To make things even more confusing, Norton had a “public spat” with Adrian Fenty at the mayor’s Jan. 19 press conference over his plan for a voting-rights march in April, which is too late by Norton’s voting-rights clock. Spokesmen for both parties since have insisted the two are on good terms.
District residents are not united on the best way to win voting representation anyway; take the cantankerous (but much smaller) Stand Up for Democracy coalition, for example, which wants the D.C. Voting Rights Act to die. Stand Up spokesman Bill Mosley says his organization’s goal “is to work for full democratic rights in the District” — in other words, not just a vote in the House, but a vote in the House, representation in the Senate and full-blown home rule.
“This particular bill would let Congress off the hook too easily,” Mosley said. He’s got a point; it’s hard to imagine that Congress will be receptive to a push for Senate representation immediately after giving us a vote in the House. But that is exactly what D.C. Vote intends to push for. Stand Up takes a principled stand, but so far you can’t beat D.C. Vote’s incremental, compromising approach for effectiveness.
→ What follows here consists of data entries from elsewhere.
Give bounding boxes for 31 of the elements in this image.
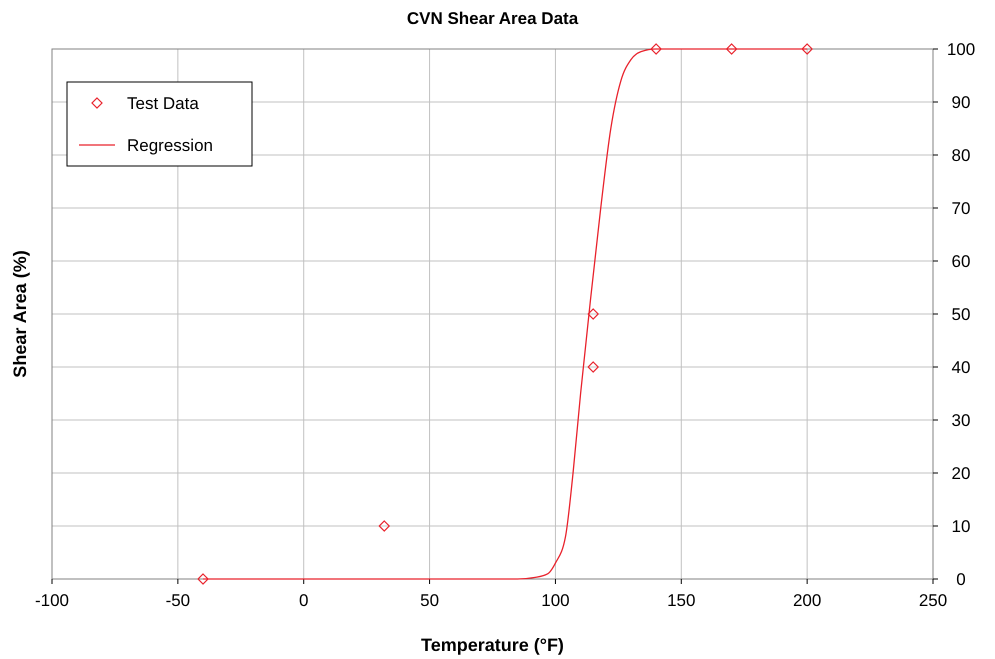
point [726,43,738,55]
point [197,573,209,585]
y-axis-title: Shear Area (%) [10,250,30,378]
y-tick-label: 30 [952,411,970,430]
y-tick-label: 60 [952,252,970,271]
x-tick-label: 250 [918,591,948,610]
y-tick-label: 90 [952,93,970,112]
y-tick-label: 20 [952,464,970,483]
y-tick-label: 0 [956,570,966,589]
x-tick-label: 0 [298,591,308,610]
point [588,361,599,373]
x-axis-title: Temperature (°F) [421,635,564,655]
point [378,520,390,532]
point [650,43,662,55]
x-tick-label: 50 [420,591,440,610]
x-tick-label: 150 [667,591,696,610]
x-tick-label: 200 [792,591,822,610]
point [802,43,813,55]
y-tick-label: 100 [946,40,976,59]
y-tick-label: 50 [952,305,970,324]
point [588,308,599,320]
y-tick-label: 10 [952,517,970,536]
x-tick-label: -100 [34,591,70,610]
x-tick-label: -50 [166,591,190,610]
y-tick-label: 80 [952,146,970,165]
legend-label: Test Data [127,94,200,113]
y-tick-label: 70 [952,199,970,218]
y-tick-label: 40 [952,358,970,377]
chart-title: CVN Shear Area Data [406,9,579,28]
x-tick-label: 100 [541,591,570,610]
legend-label: Regression [127,136,213,155]
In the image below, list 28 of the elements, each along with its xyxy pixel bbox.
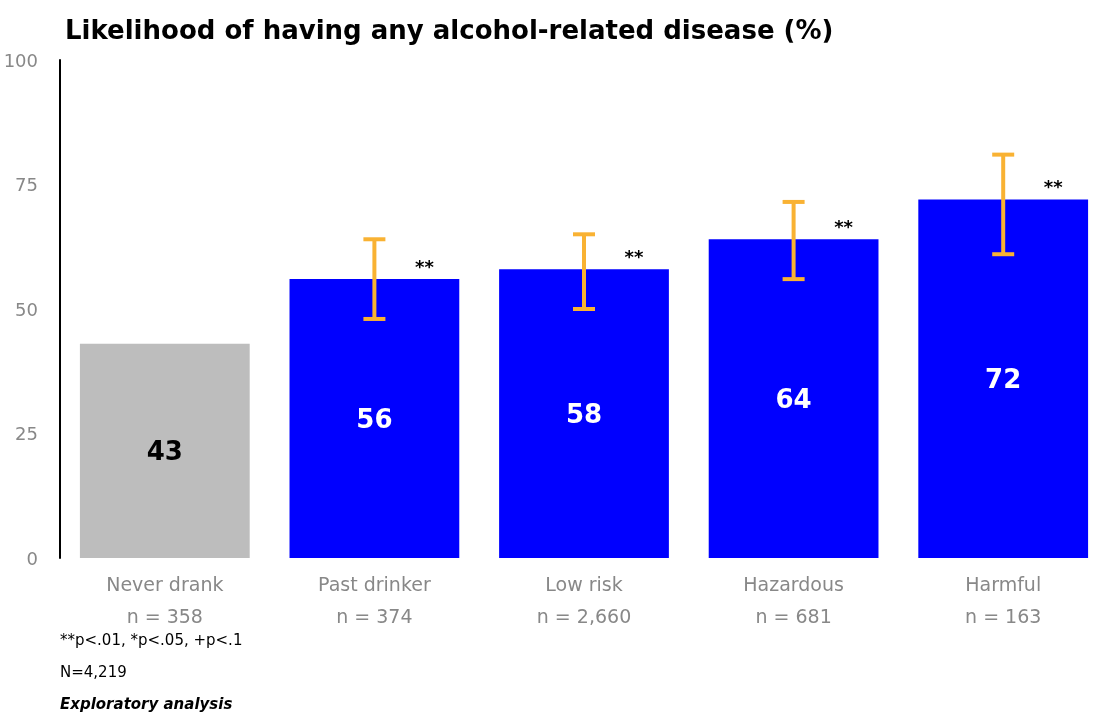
y-tick-label: 50	[15, 298, 38, 320]
text: **p<.01, *p<.05, +p<.1	[60, 630, 243, 649]
y-tick-label: 75	[15, 174, 38, 195]
bar	[79, 343, 250, 558]
annotation: **	[1043, 175, 1064, 197]
x-tick-label: Past drinker n = 374	[318, 573, 431, 627]
data-label: 72	[985, 363, 1022, 394]
x-tick-label: Hazardous n = 681	[743, 573, 844, 627]
bar	[918, 199, 1089, 558]
y-tick-label: 100	[3, 49, 38, 71]
annotation: **	[414, 255, 435, 277]
bar	[499, 269, 669, 558]
data-label: 56	[356, 403, 393, 434]
bar	[289, 279, 460, 558]
chart-title: Likelihood of having any alcohol-related disease (%)	[65, 15, 834, 45]
annotation: **	[834, 215, 854, 237]
data-label: 64	[775, 383, 812, 414]
y-tick-label: 25	[15, 423, 38, 444]
bar	[708, 239, 879, 558]
annotation: **	[624, 245, 644, 267]
data-label: 58	[565, 398, 603, 429]
x-tick-label: Low risk n = 2,660	[536, 573, 632, 627]
y-tick-label: 0	[26, 547, 38, 569]
text: Exploratory analysis	[60, 694, 233, 713]
text: N=4,219	[60, 662, 127, 681]
x-tick-label: Never drank n = 358	[106, 573, 224, 627]
x-tick-label: Harmful n = 163	[965, 573, 1042, 627]
data-label: 43	[146, 435, 183, 466]
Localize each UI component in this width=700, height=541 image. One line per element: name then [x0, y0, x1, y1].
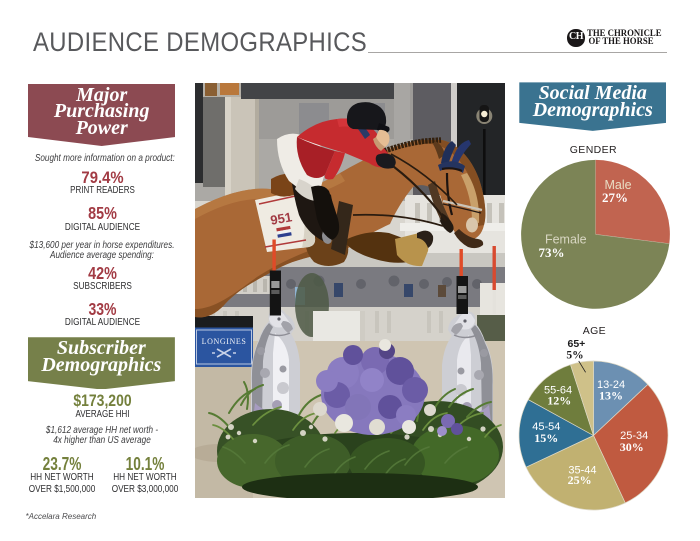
svg-text:35-44: 35-44 — [568, 464, 596, 476]
svg-text:65+: 65+ — [567, 338, 585, 350]
svg-text:12%: 12% — [547, 394, 571, 408]
svg-text:Male: Male — [604, 178, 631, 192]
svg-text:5%: 5% — [566, 350, 583, 362]
svg-text:55-64: 55-64 — [544, 385, 572, 397]
svg-text:951: 951 — [269, 209, 293, 228]
svg-text:15%: 15% — [534, 431, 558, 445]
svg-text:45-54: 45-54 — [532, 421, 560, 433]
svg-text:27%: 27% — [602, 190, 628, 205]
svg-text:73%: 73% — [539, 245, 565, 260]
svg-text:Female: Female — [545, 232, 587, 246]
svg-text:30%: 30% — [620, 440, 644, 454]
svg-text:25%: 25% — [568, 473, 592, 487]
svg-text:25-34: 25-34 — [620, 430, 648, 442]
svg-text:13%: 13% — [599, 389, 623, 403]
svg-text:LONGINES: LONGINES — [201, 337, 246, 346]
svg-text:13-24: 13-24 — [597, 379, 625, 391]
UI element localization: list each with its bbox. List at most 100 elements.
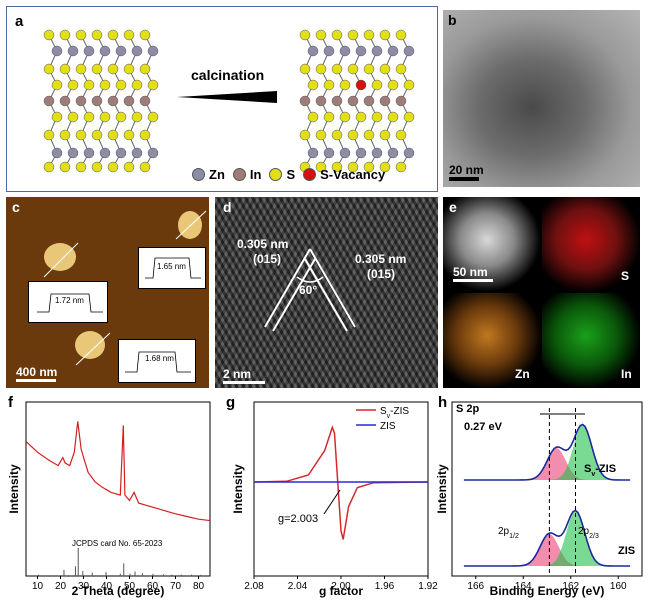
atom bbox=[83, 45, 95, 57]
panel-f-label: f bbox=[8, 394, 13, 411]
atom bbox=[347, 63, 359, 75]
height-profile-inset-1: 1.72 nm bbox=[28, 281, 108, 323]
atom bbox=[67, 147, 79, 159]
atom bbox=[131, 79, 143, 91]
atom bbox=[43, 129, 55, 141]
panel-a: a calcination Zn In S S-Vacancy bbox=[6, 6, 438, 192]
legend-label: Sv-ZIS bbox=[380, 406, 409, 420]
atom bbox=[91, 129, 103, 141]
atom bbox=[355, 79, 367, 91]
atom bbox=[315, 95, 327, 107]
atom bbox=[43, 63, 55, 75]
legend-label: S bbox=[286, 167, 296, 182]
atom bbox=[355, 111, 367, 123]
x-tick-label: 40 bbox=[101, 581, 113, 592]
atom bbox=[299, 29, 311, 41]
atom bbox=[379, 63, 391, 75]
haadf-image bbox=[443, 197, 541, 292]
xrd-series-line bbox=[25, 421, 211, 522]
legend-item-zn: Zn bbox=[192, 167, 225, 182]
atom bbox=[131, 45, 143, 57]
g-value-annotation: g=2.003 bbox=[278, 513, 318, 525]
atom bbox=[107, 161, 119, 173]
atom bbox=[59, 63, 71, 75]
atom bbox=[99, 79, 111, 91]
atom bbox=[147, 79, 159, 91]
atom bbox=[315, 29, 327, 41]
legend-item-s: S bbox=[269, 167, 295, 182]
x-tick-label: 2.00 bbox=[331, 581, 351, 592]
legend-item-s-vacancy: S-Vacancy bbox=[303, 167, 385, 182]
peak-fill-1-1 bbox=[463, 534, 631, 566]
atom bbox=[99, 111, 111, 123]
atom bbox=[115, 79, 127, 91]
x-tick-label: 60 bbox=[147, 581, 159, 592]
atom bbox=[107, 63, 119, 75]
atom bbox=[379, 95, 391, 107]
atom bbox=[403, 45, 415, 57]
atom bbox=[379, 161, 391, 173]
atom bbox=[339, 111, 351, 123]
atom bbox=[75, 63, 87, 75]
atom bbox=[43, 161, 55, 173]
atom bbox=[139, 95, 151, 107]
atom bbox=[395, 63, 407, 75]
x-tick-label: 70 bbox=[170, 581, 182, 592]
panel-g-label: g bbox=[226, 394, 236, 411]
atom bbox=[83, 79, 95, 91]
x-axis-label: 2 Theta (degree) bbox=[72, 584, 165, 598]
atom bbox=[299, 129, 311, 141]
x-axis-label: g factor bbox=[319, 584, 363, 598]
atom bbox=[331, 129, 343, 141]
atom bbox=[123, 129, 135, 141]
legend-label: Zn bbox=[209, 167, 225, 182]
atom bbox=[59, 161, 71, 173]
legend-swatch bbox=[192, 168, 205, 181]
panel-c-scale-bar bbox=[16, 379, 56, 382]
atom bbox=[395, 161, 407, 173]
plot-frame bbox=[25, 401, 211, 577]
calcination-arrow bbox=[177, 91, 277, 103]
atom bbox=[315, 129, 327, 141]
atom bbox=[67, 111, 79, 123]
d-spacing-right: 0.305 nm bbox=[355, 252, 407, 266]
atom bbox=[363, 63, 375, 75]
legend-label: In bbox=[249, 167, 262, 182]
atom bbox=[395, 29, 407, 41]
atom bbox=[363, 95, 375, 107]
panel-d-scale-bar bbox=[223, 381, 265, 384]
y-axis-label: Intensity bbox=[436, 464, 449, 514]
x-axis-label: Binding Energy (eV) bbox=[490, 584, 605, 598]
panel-c-afm-image: c 1.72 nm 1.65 nm 1.68 nm 400 nm bbox=[6, 197, 209, 388]
peak-fill-2-0 bbox=[463, 425, 631, 480]
atom bbox=[323, 147, 335, 159]
atom bbox=[355, 45, 367, 57]
plane-right: (015) bbox=[367, 267, 396, 281]
x-tick-label: 160 bbox=[610, 581, 627, 592]
peak-label-1: 2p1/2 bbox=[498, 526, 519, 540]
panel-c-label: c bbox=[12, 199, 20, 215]
legend-label: ZIS bbox=[380, 421, 396, 432]
atom bbox=[51, 111, 63, 123]
atom bbox=[59, 95, 71, 107]
atom bbox=[139, 161, 151, 173]
xps-envelope-0 bbox=[463, 423, 631, 481]
in-map bbox=[542, 293, 640, 388]
x-tick-label: 162 bbox=[562, 581, 579, 592]
panel-d-label: d bbox=[223, 199, 232, 215]
x-tick-label: 50 bbox=[124, 581, 136, 592]
atom bbox=[51, 45, 63, 57]
x-tick-label: 20 bbox=[55, 581, 67, 592]
y-axis-label: Intensity bbox=[7, 464, 21, 514]
atom bbox=[75, 161, 87, 173]
atom bbox=[115, 111, 127, 123]
atom bbox=[307, 147, 319, 159]
atom bbox=[59, 29, 71, 41]
atom bbox=[347, 95, 359, 107]
atom bbox=[347, 161, 359, 173]
atom bbox=[75, 95, 87, 107]
atom bbox=[323, 111, 335, 123]
xrd-chart: JCPDS card No. 65-2023 10 20 30 40 50 60 70 80 2 … bbox=[7, 401, 211, 598]
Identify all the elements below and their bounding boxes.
They better hope a rules change allowing delegates to vote on amendments won’t be a monkey wrench in their plans.
Inhospitable to hospitality
Are people staying away from bars because of the smoking ban? Hospitality honchos say yes!
“A lot of smokers are drinkers and a lot of drinkers are smokers,” according to Lynne Breaux, executive director of the Restaurant Association of Metropolitan Washington. She says the ban hasn’t hurt restaurants so much as more bar-based businesses like the Hawk & Dove and the Tune Inn. With the recent football games, Breaux says many regular customers have decided to stay home with store-bought beer and cigarettes to watch their teams.
“It’s sad because our country was founded in taverns by smokers and drinkers, and many close to the Hill,” Breaux said. It’s a far fall to go from founding the country to standing out in the cold with your bad habit, isolated and shamefaced.
A cursory survey of bartenders on the Pennsylvania Avenue strip so far has not seconded Breaux’s gloomy outlook. They say they’re doing fine.
The Capitol Lounge has not had to add the words “NO SMOKING” to its “NO POLITICS — NO MILLER LIGHT” mantra. The place has rigged up an enclosed, well-heated patio that is basically indistinguishable from an interior room.
At least one pro-smoking bartender has a novel coping method. At the 18th Amendment, suds-slinger John Sharkey (a friend of mine) will take all of his customers outside with him when he wants a cigarette.
The lawmakers behind the ban insisted their concern was the health of restaurant workers, which seemed absurd given that most of them smoke. But I did see the payoff of this parental policymaking the other night: Sharkey was having a noisy, hacking phlegm-fit. “I don’t smoke as much as I used to,” he says, “and all this s—- is coming up.”
The smoking ban: forcibly expelling germs from your body.